Greenhouse Gas Emission Factor Module: Land Use in Rural New Zealand - Climate Version 1

Several different New Zealand economic models produce measures of rural economic activity that have greenhouse gas implications. For climate change analysis, models need to translate economic activity into greenhouse gas emissions.

This document estimates functions and creates projections for land-use related greenhouse gas emissions per unit of economic activity that:

  • are simple;
  • are based on readily available data and strong science;
  • are consistent with the national inventory in 2002;
  • evolve so that implied net emissions approximately match past inventory totals (1990-2002); and
  • can be linked easily to a variety of models so they can be used in simulations.
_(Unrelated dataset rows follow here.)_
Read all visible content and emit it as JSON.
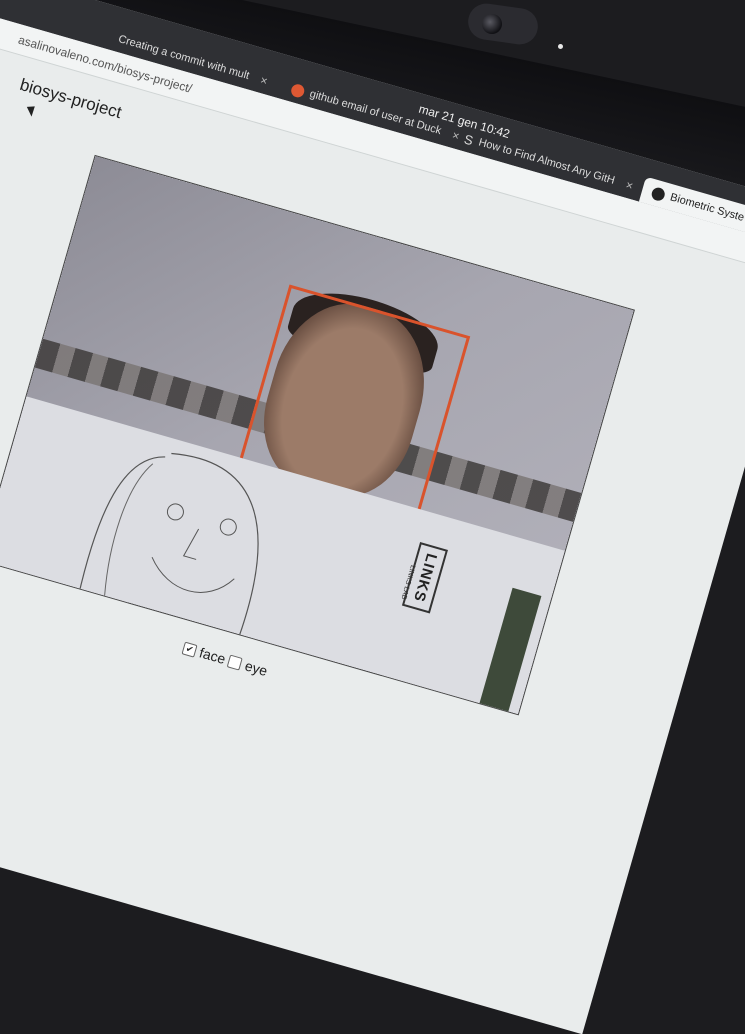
{
  "system": {
    "clock": "mar 21 gen  10:42"
  },
  "tabs": [
    {
      "label": "Creating a commit with mult",
      "icon": "github-icon",
      "active": false
    },
    {
      "label": "github email of user at Duck",
      "icon": "duckduckgo-icon",
      "active": false
    },
    {
      "label": "How to Find Almost Any GitH",
      "icon": "s-logo-icon",
      "active": false
    },
    {
      "label": "Biometric Syste",
      "icon": "github-icon",
      "active": true
    }
  ],
  "address": {
    "url": "asalinovaleno.com/biosys-project/"
  },
  "page": {
    "title": "biosys-project"
  },
  "video": {
    "paper_logo": "LINKS",
    "paper_sub": "LINKS LAB"
  },
  "controls": {
    "face": {
      "label": "face",
      "checked": true
    },
    "eye": {
      "label": "eye",
      "checked": false
    }
  },
  "colors": {
    "detection_box": "#d9532c",
    "tabbar": "#2f3034"
  }
}
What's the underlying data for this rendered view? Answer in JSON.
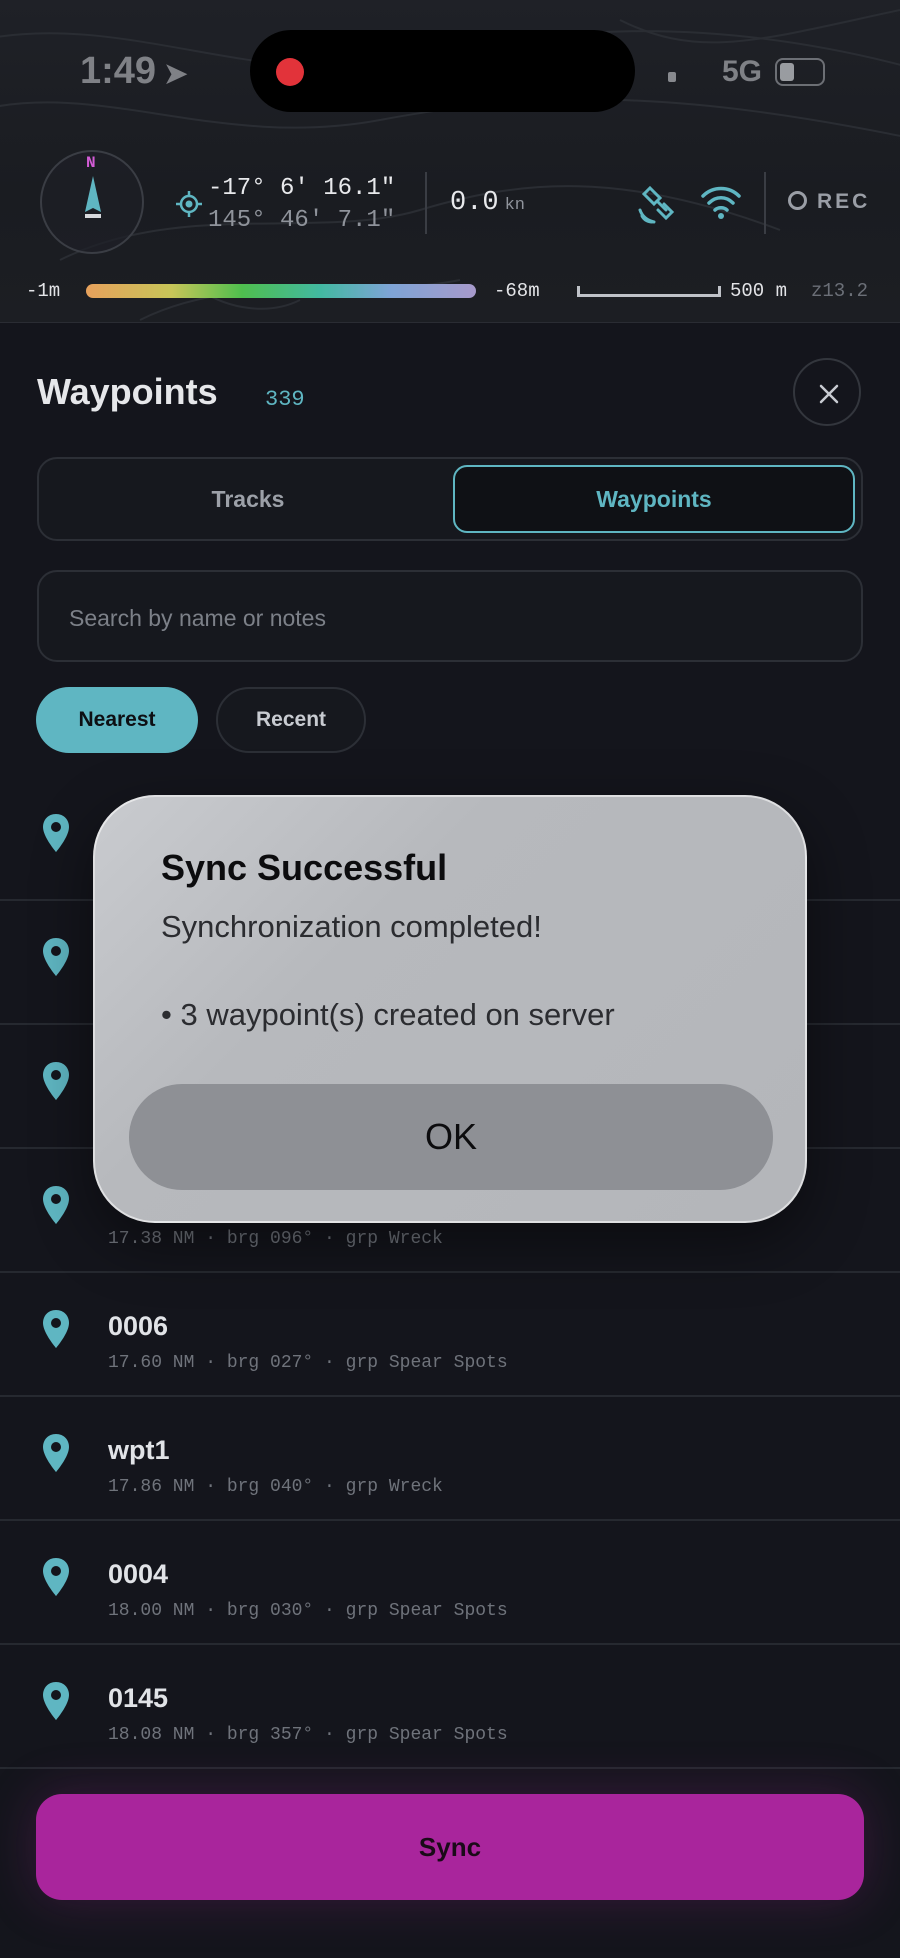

We estimate dynamic greenhouse gas emission functions for five land uses:

  • dairy,
  • sheep,
  • beef,
  • plantation forestry, and indigenous forests;

and for three greenhouse gases:

  • methane,
  • nitrous oxide, and
  • carbon dioxide.

We use an approach based on the consensus reached at the November 2004 "Land Use, Climate Change and Kyoto: Human dimensions research" project research workshop. These functions will allow different researchers who are studying activity levels in the rural sector to draw on a consistent set of emission functions when considering the greenhouse gas implications of their model results.

All these data are available so other researchers can easily apply these functions.